Microwave
(MW) methodology has opened up new opportunities for
chemical reactions by providing novel routes that are not practical
by conventional heating. This paper reports on M–Mo bimetallic
catalysts (M = Co or Cu) supported on TiO2 for methane
reforming, i.e., dry reforming of methane (DRM) and bi-reforming of
methane under MW irradiation. Experimental results displayed outstanding
activity of such M–Mo/TiO2 catalysts, on which high
reaction efficiency of methane reforming can be sustained at a much
lower MW power of 100 W compared to literature results of 200 W. The
molar ratio of M/Mo at 1.0 (CoMo1 and CuMo1) displayed the highest
catalytic activity for MW-assisted methane reforming under all tested
conditions.
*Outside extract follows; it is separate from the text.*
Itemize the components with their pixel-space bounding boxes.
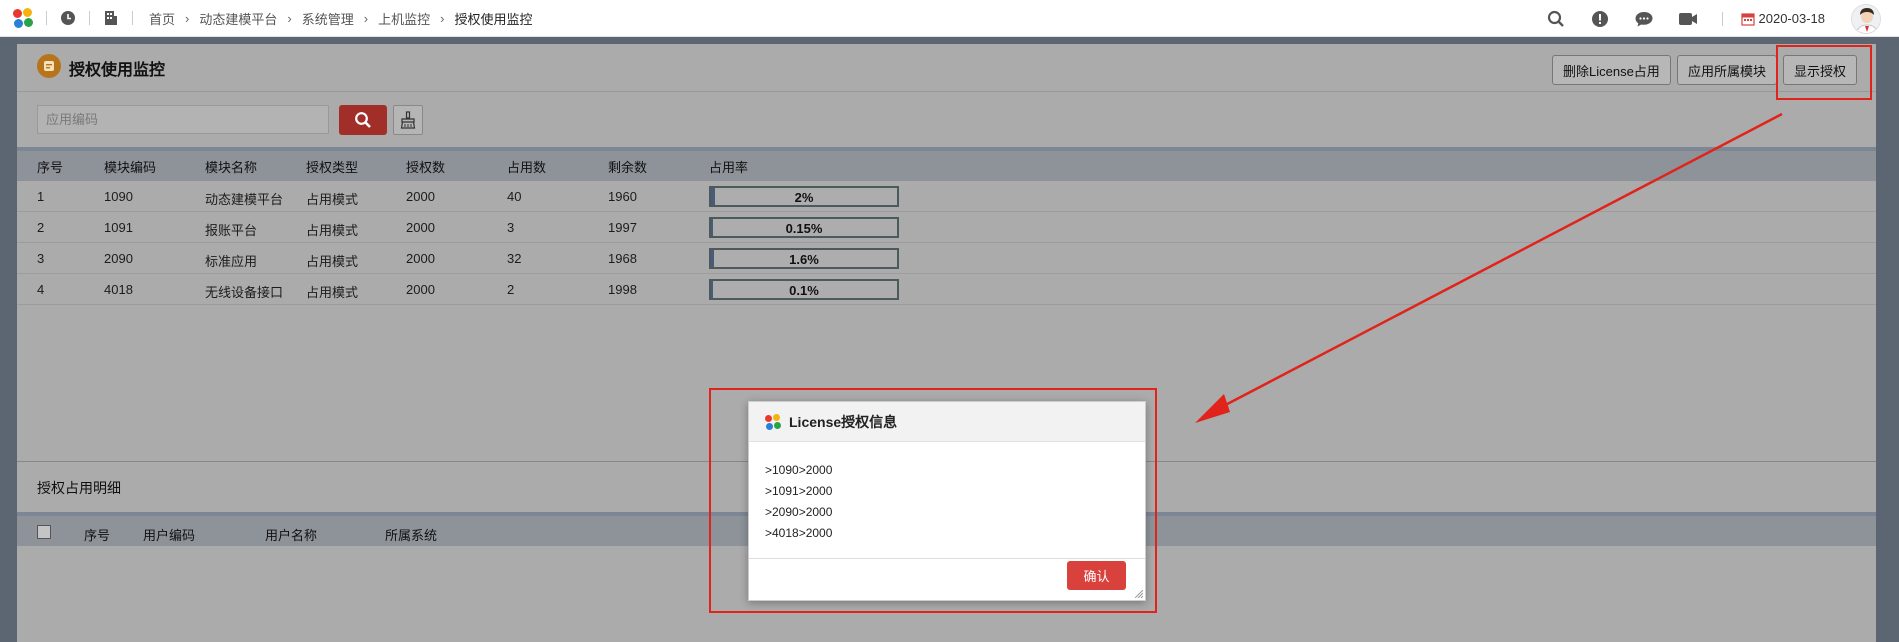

For DRM, about 81% CH4 and 86% CO2 were converted to syngas with a H2/CO ratio of 0.9 over
the CoMo1 catalyst while the CuMo1 catalyst translated 76% CH4 and 62% CO2 into syngas with a H2/CO
ratio of 0.8. In the presence of H2O (steam), the H2/CO ratio higher than 2, i.e., 2.2, could be obtained over
the Co–Mo catalyst with an input steam-to-methane (S/C) molar
ratio of 0.1, while the CuMo1 counterpart required an S/C of 0.2 introduced
into the feed to produce such a syngas ratio (H2/CO) of
2.1. The reason behind the excellent performance of the Co–Mo/TiO2 catalyst is the good exposure of the well-defined hexagonal
MW absorber. Meanwhile, the formation of a high dielectric layer of
MoO2 surrounding active Cu0 can promote the
MW absorption of the Cu–Mo/TiO2 catalyst and thereby
enhance its catalytic performance. The Co–Mo catalyst exhibited
better activity than the Cu–Mo samples given that the magnetic
properties of Co particles led to a higher MW absorption ability.
Both M–Mo/TiO2 catalysts exhibited brilliant stability
under MW irradiation.